In Harmony Hospital, Jeanne Bowman overindulges in her penchant for alliterative names: Of course, there’s Linda Lovell, and her siblings Leon and Lucille Lovell; Marion Mangrove and her father Max and brother, the curiously named Manuel Mangrove; Edward Eaton, Emily Enders, Carrie Carlton, and Dick Dealy. Her writing continues to prove clunky and obtuse; characters regularly drop analytical and clumsy remarks such as, “Have you time to sit down and elucidate?” “Linda asked aloud if whales traveled in families or checked water displacement intuitively to determine how many moved within a short distance.” “I might say prothrombin is indicated instead of the three of spades.” “Don’t blame the building [for the tragedies that have taken place there]. It’s the people who inhabit it, their chemical reactions to other people that precipitate events.” Standing on its own, one unwieldy sentence seems harmless enough, but when you keep slamming into these verbal brick walls on about every other page, it’s way too much.

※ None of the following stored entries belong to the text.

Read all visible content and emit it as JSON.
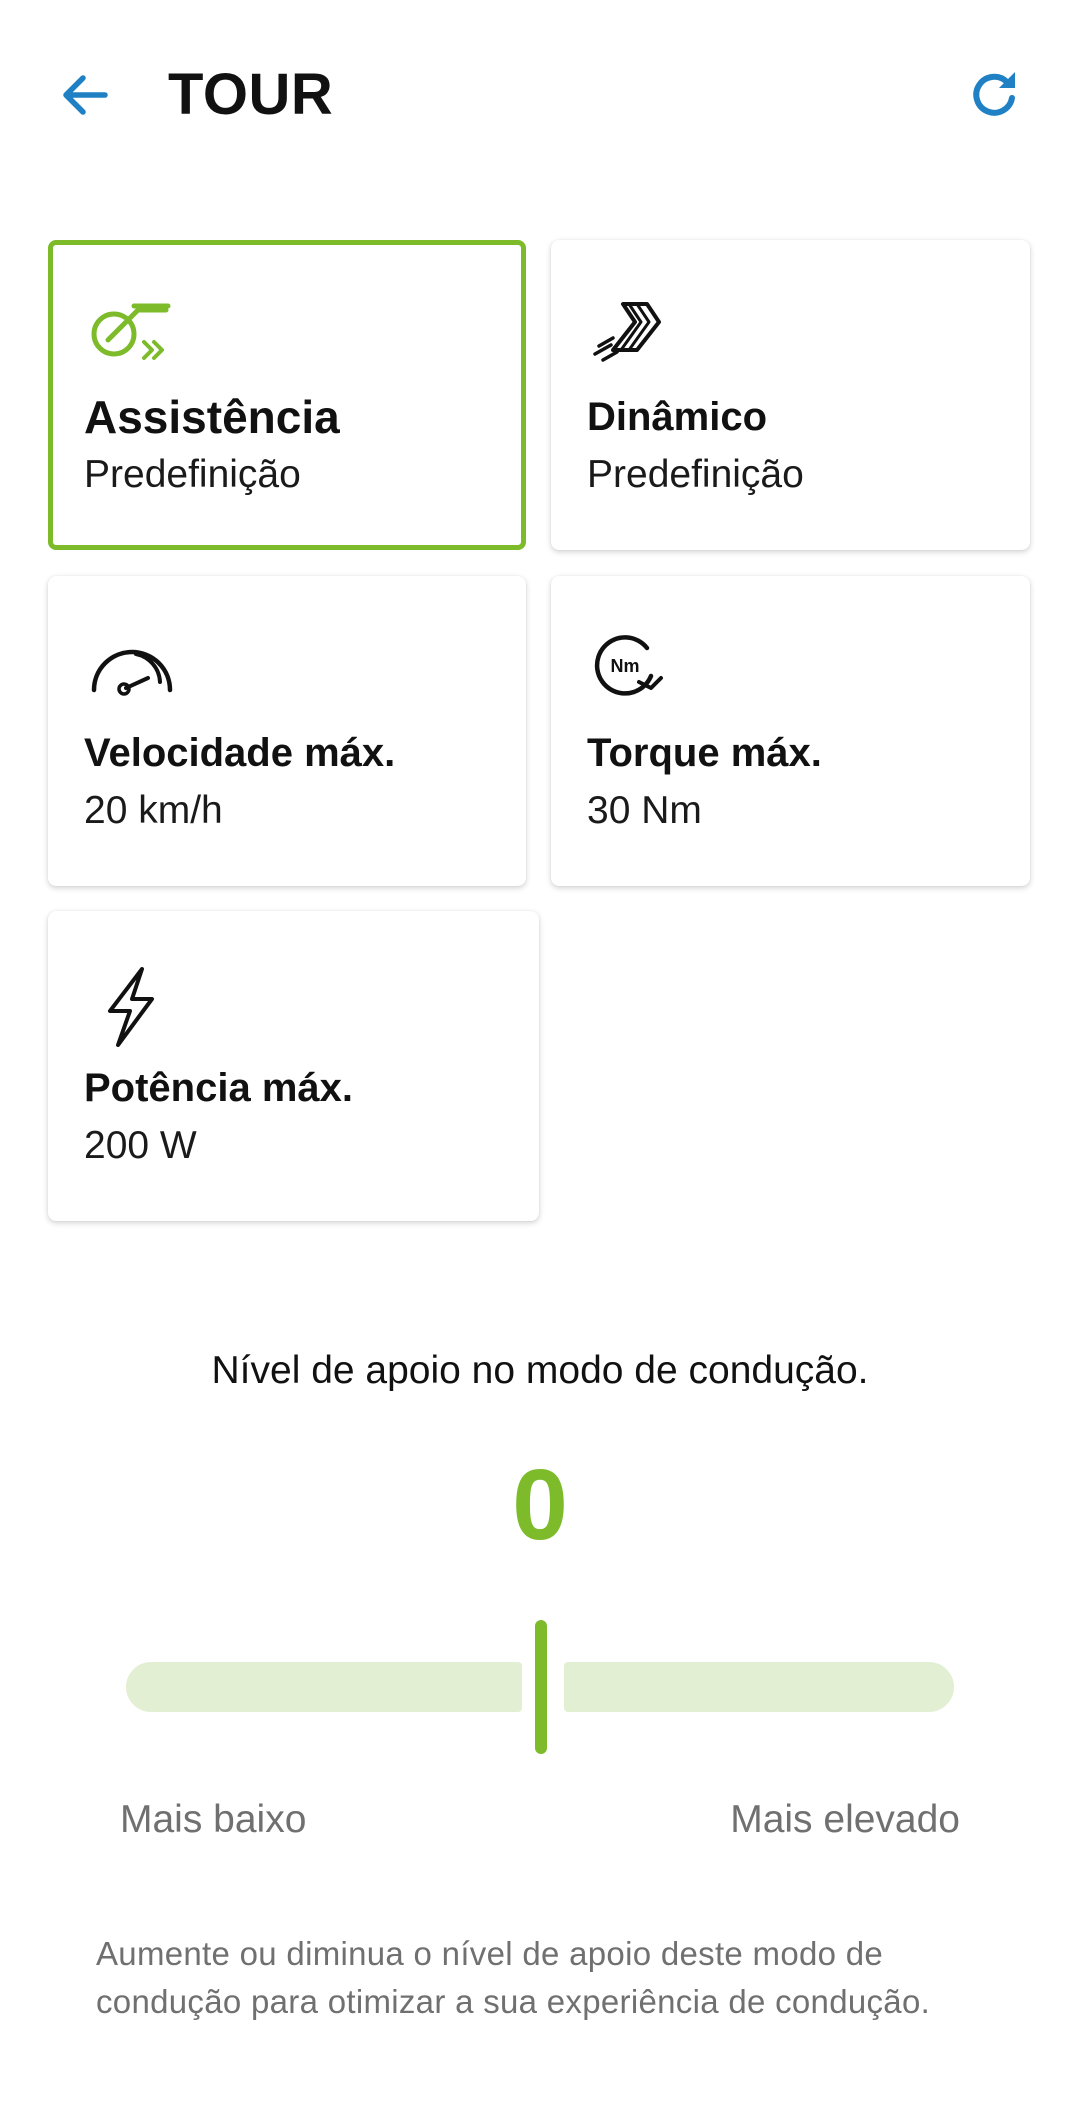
{
  "header": {
    "title": "TOUR",
    "back_icon": "arrow-left-icon",
    "refresh_icon": "refresh-icon",
    "accent_color": "#1f80c4"
  },
  "cards": [
    {
      "id": "assistencia",
      "icon": "assist-mode-icon",
      "label": "Assistência",
      "value": "Predefinição",
      "selected": true
    },
    {
      "id": "dinamico",
      "icon": "dynamic-icon",
      "label": "Dinâmico",
      "value": "Predefinição",
      "selected": false
    },
    {
      "id": "velocidade",
      "icon": "speedometer-icon",
      "label": "Velocidade máx.",
      "value": "20 km/h",
      "selected": false
    },
    {
      "id": "torque",
      "icon": "torque-icon",
      "label": "Torque máx.",
      "value": "30 Nm",
      "selected": false,
      "icon_text": "Nm"
    },
    {
      "id": "potencia",
      "icon": "lightning-icon",
      "label": "Potência máx.",
      "value": "200 W",
      "selected": false
    }
  ],
  "support": {
    "title": "Nível de apoio no modo de condução.",
    "level": "0",
    "slider_min_label": "Mais baixo",
    "slider_max_label": "Mais elevado",
    "help_text": "Aumente ou diminua o nível de apoio deste modo de condução para otimizar a sua experiência de condução.",
    "accent_color": "#7dbb2b",
    "track_color": "#e3efd3"
  }
}
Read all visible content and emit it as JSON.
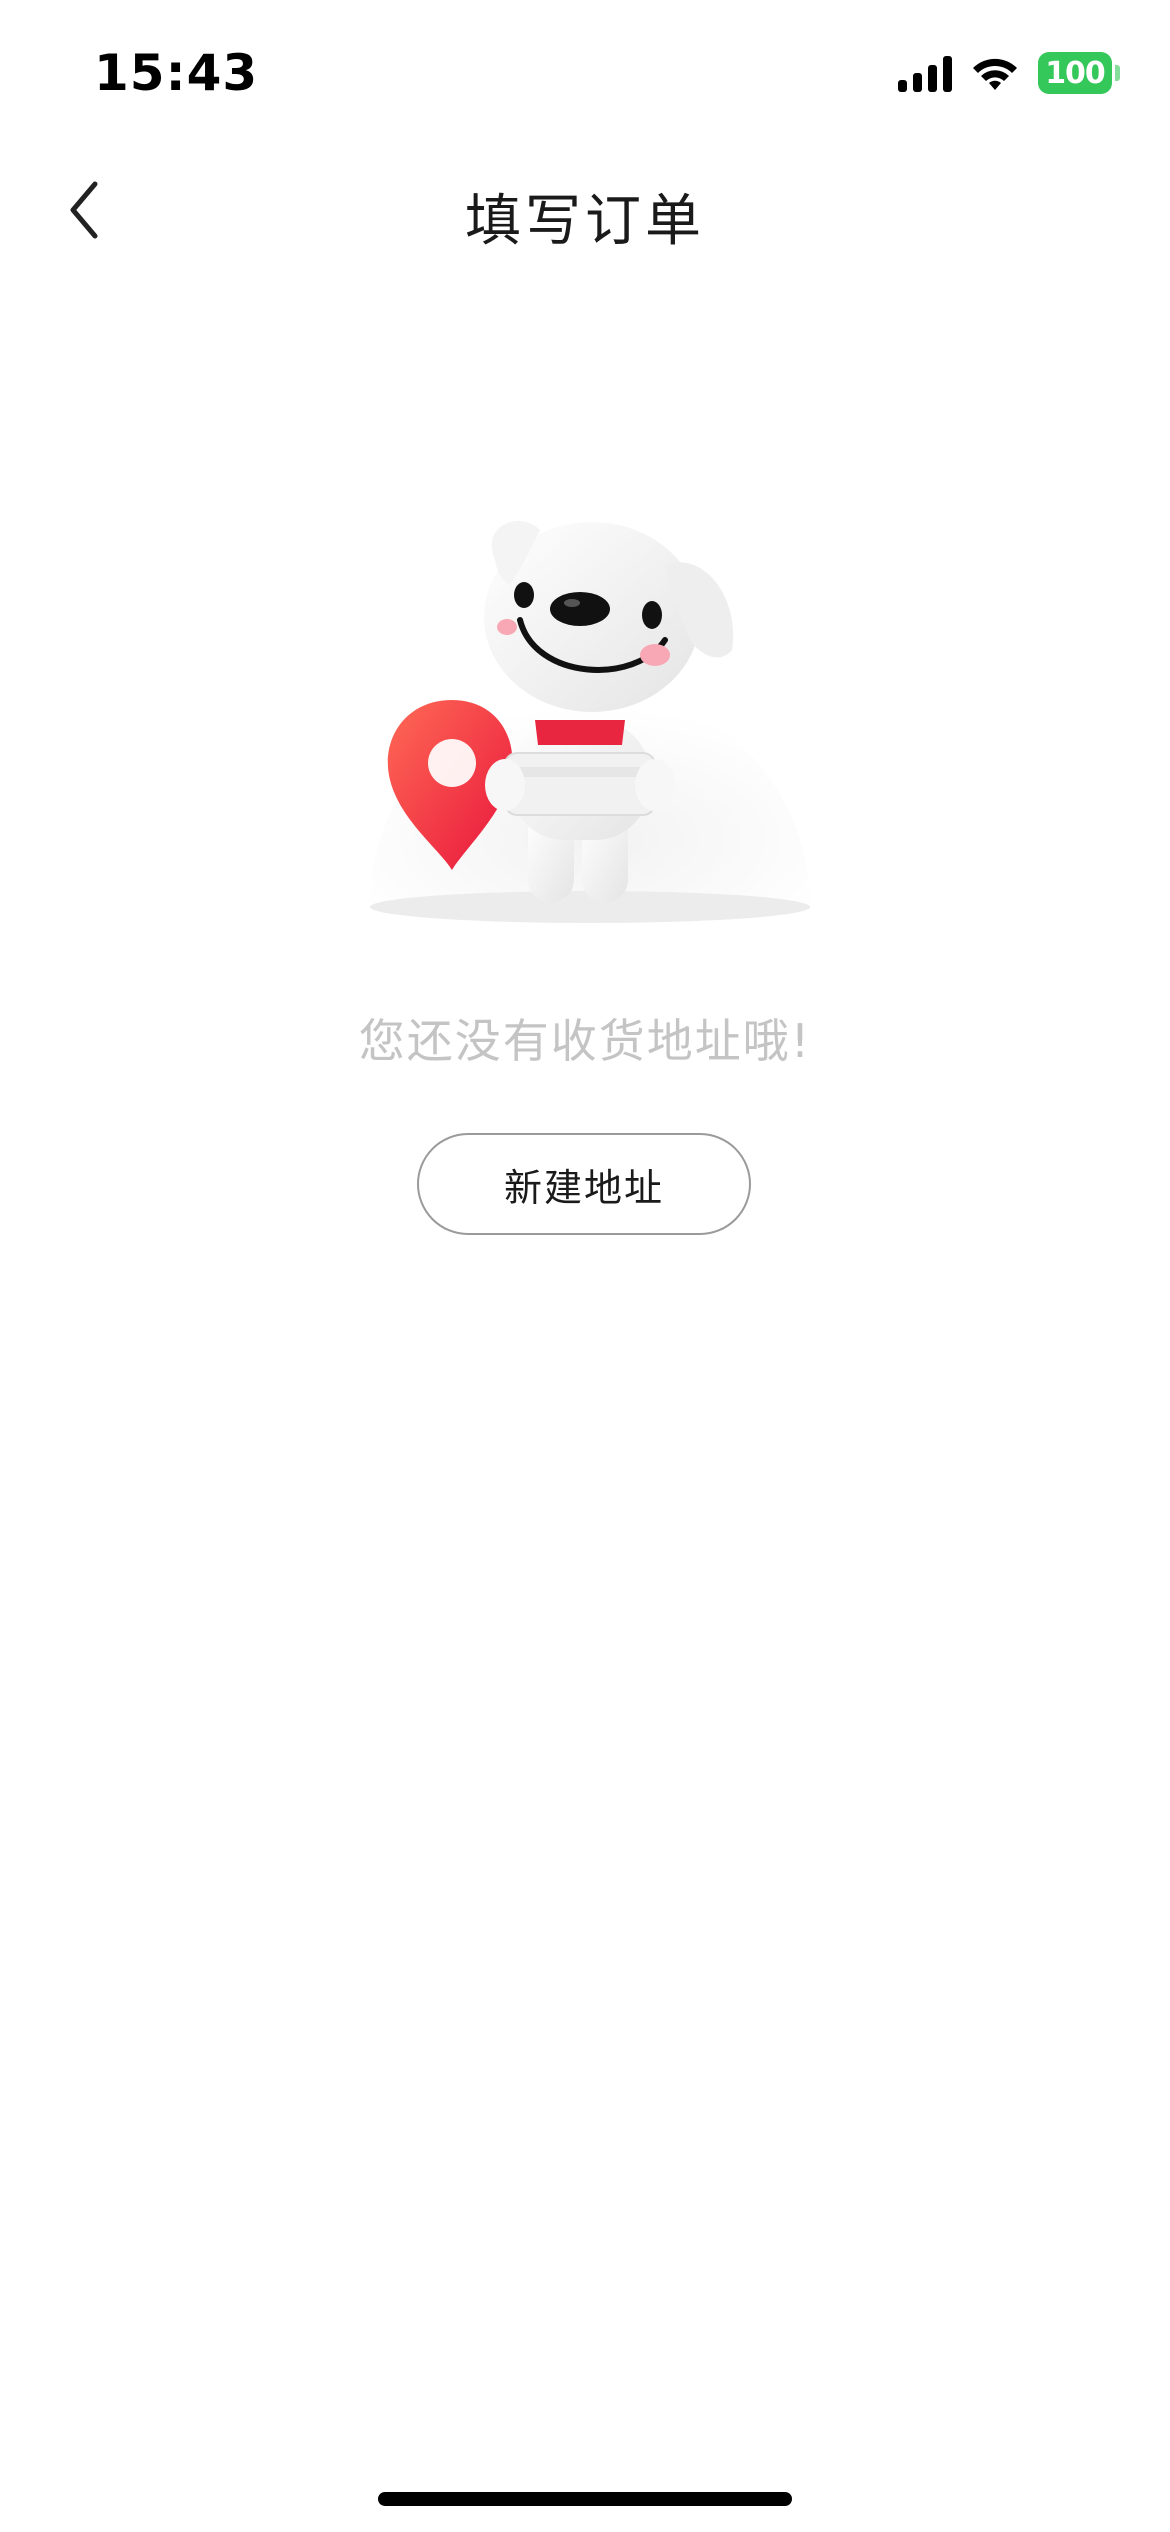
{
  "status_bar": {
    "time": "15:43",
    "battery_level": "100",
    "icons": [
      "signal-icon",
      "wifi-icon",
      "battery-icon"
    ],
    "battery_color": "#34c759"
  },
  "nav": {
    "back_icon": "chevron-left-icon",
    "title": "填写订单"
  },
  "empty_state": {
    "illustration": "dog-mascot-with-location-pin-illustration",
    "message": "您还没有收货地址哦!",
    "button_label": "新建地址"
  },
  "colors": {
    "pin_red": "#ff3b30",
    "text_muted": "#c4c4c4",
    "button_border": "#9a9a9a"
  }
}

Then we get a too-swift conclusion when Mrs. Mangrove, Marion Mangrove, and even lovely Linda Lovell are healed by the power of marriage at the end of the book—though it must be confessed that all we know about Marion’s rehabilitation is that one of Linda’s beaux tells her, after yet another psychoanalytical treatment of Marion’s character, that he’s planning to marry the little tyrant and move to the city (why in God’s name he would subject himself to such a cruel fate is never explained), so we can only assume that Ms. Bowman intends for Marion to accept and, once she’s attained that gold ring, settle down. I, for one, am not optimistic, since the commandeering Marion has shown absolutely no traces of flexibility or human consideration at any point in the book.

It must be admitted that despite its faults, this is actually one of Ms. Bowman’s more innocuous titles. That said, it’s still not worth picking up. So my self-imposed exercise in defeatism now complete, I’m not sure that I feel any better, except now I know that I have one less book by Jeanne Bowman left to read. Which I guess does count for something, no matter how small.